9cm top diameter x 11.5cm deep
This is an example of the more subtle shades that can be achieved by pit firing. This pot was hand thrown and smoothed before bisque firing and then pit firing. The particular additions and circumstances of the firing have given some lovely soft greys and pinks with a few more defined markings left by the wire and moss.
Pit firing is a high risk ancient technique where a previously bisque fired pot is placed in a pit or barrel with various natural additions like banana peel, moss, salt and copper wire, and a bonfire is then lit on top of the pots, left to burn and then covered when the flames have died down. The pots are removed when cool and cleaned up to reveal (hopefully!) many different colours and markings ingrained on the surface. The breakage rate is high and there is no way of knowing what will emerge from the fire.
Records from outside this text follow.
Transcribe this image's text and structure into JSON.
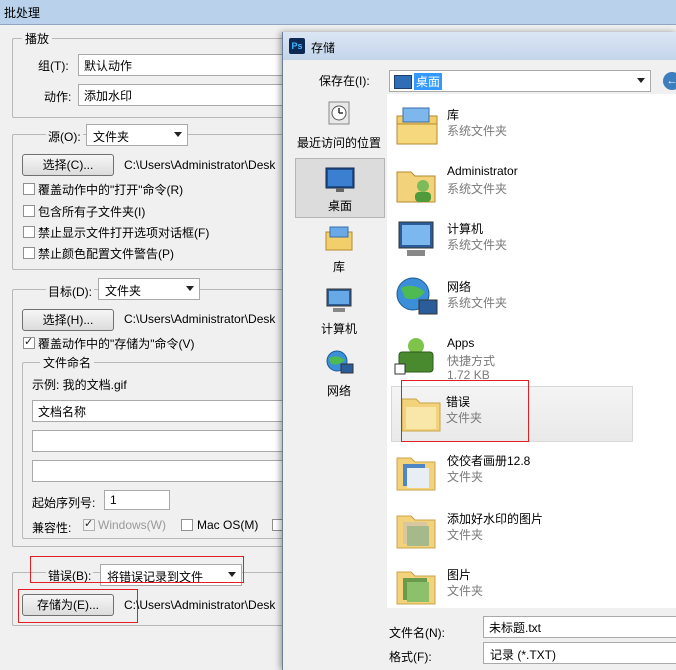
{
  "batch_dialog": {
    "title": "批处理",
    "play": {
      "legend": "播放",
      "group_label": "组(T):",
      "group_value": "默认动作",
      "action_label": "动作:",
      "action_value": "添加水印"
    },
    "source": {
      "label": "源(O):",
      "value": "文件夹",
      "choose_button": "选择(C)...",
      "path": "C:\\Users\\Administrator\\Desk",
      "options": [
        {
          "label": "覆盖动作中的\"打开\"命令(R)",
          "checked": false
        },
        {
          "label": "包含所有子文件夹(I)",
          "checked": false
        },
        {
          "label": "禁止显示文件打开选项对话框(F)",
          "checked": false
        },
        {
          "label": "禁止颜色配置文件警告(P)",
          "checked": false
        }
      ]
    },
    "destination": {
      "label": "目标(D):",
      "value": "文件夹",
      "choose_button": "选择(H)...",
      "path": "C:\\Users\\Administrator\\Desk",
      "override_save": {
        "label": "覆盖动作中的\"存储为\"命令(V)",
        "checked": true
      },
      "file_naming": {
        "legend": "文件命名",
        "example": "示例: 我的文档.gif",
        "field1": "文档名称",
        "field2": "",
        "field3": "",
        "serial_label": "起始序列号:",
        "serial_value": "1",
        "compat_label": "兼容性:",
        "compat": [
          {
            "label": "Windows(W)",
            "checked": true,
            "disabled": true
          },
          {
            "label": "Mac OS(M)",
            "checked": false,
            "disabled": false
          }
        ]
      }
    },
    "errors": {
      "label": "错误(B):",
      "value": "将错误记录到文件",
      "save_as_button": "存储为(E)...",
      "path": "C:\\Users\\Administrator\\Desk"
    }
  },
  "save_dialog": {
    "app_icon": "Ps",
    "title": "存储",
    "save_in_label": "保存在(I):",
    "save_in_value": "桌面",
    "places": [
      {
        "label": "最近访问的位置",
        "icon": "recent-places-icon"
      },
      {
        "label": "桌面",
        "icon": "desktop-icon",
        "selected": true
      },
      {
        "label": "库",
        "icon": "library-icon"
      },
      {
        "label": "计算机",
        "icon": "computer-icon"
      },
      {
        "label": "网络",
        "icon": "network-icon"
      }
    ],
    "items": [
      {
        "name": "库",
        "type": "系统文件夹",
        "size": "",
        "icon": "library-icon"
      },
      {
        "name": "Administrator",
        "type": "系统文件夹",
        "size": "",
        "icon": "user-folder-icon"
      },
      {
        "name": "计算机",
        "type": "系统文件夹",
        "size": "",
        "icon": "computer-icon"
      },
      {
        "name": "网络",
        "type": "系统文件夹",
        "size": "",
        "icon": "network-icon"
      },
      {
        "name": "Apps",
        "type": "快捷方式",
        "size": "1.72 KB",
        "icon": "apps-shortcut-icon"
      },
      {
        "name": "错误",
        "type": "文件夹",
        "size": "",
        "icon": "folder-icon",
        "highlighted": true
      },
      {
        "name": "佼佼者画册12.8",
        "type": "文件夹",
        "size": "",
        "icon": "folder-icon"
      },
      {
        "name": "添加好水印的图片",
        "type": "文件夹",
        "size": "",
        "icon": "folder-icon"
      },
      {
        "name": "图片",
        "type": "文件夹",
        "size": "",
        "icon": "folder-icon"
      }
    ],
    "filename_label": "文件名(N):",
    "filename_value": "未标题.txt",
    "format_label": "格式(F):",
    "format_value": "记录 (*.TXT)"
  },
  "colors": {
    "highlight_border": "#e02020",
    "selection": "#cce4f7",
    "title_bar": "#c4d5ea"
  }
}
This is the joy of pit firing and every pot is unique - it would be impossible to replicate any marking or colour, and there will never be another pot identical to this one!
Wheel thrown flared pit-fired pot
Pit fired pottery is not deemed to be food safe and is not waterproof, as the clay does not get hot enough in the pit firing to vitrify, remaining porous. There is a coating of food safe natural wax (Osmo hard liquid wax) on the surface which affords some protection and water resistance, and bowls can be used for some dry food and nuts etc. Sometimes it can prove to be waterproof but this is not guaranteed and use as a vase or other water containing vessel is not recommended unless thoroughly tested first. The wax may need reapplying from time to time, especially if the pot is being used and washed. Gentle handwashing is advised however if the pot is coated in terrasigillata, a gentle wipe with a soft cloth or a little wax polish is recommended instead as the surface is easily scratched or damaged. Not dishwasher safe!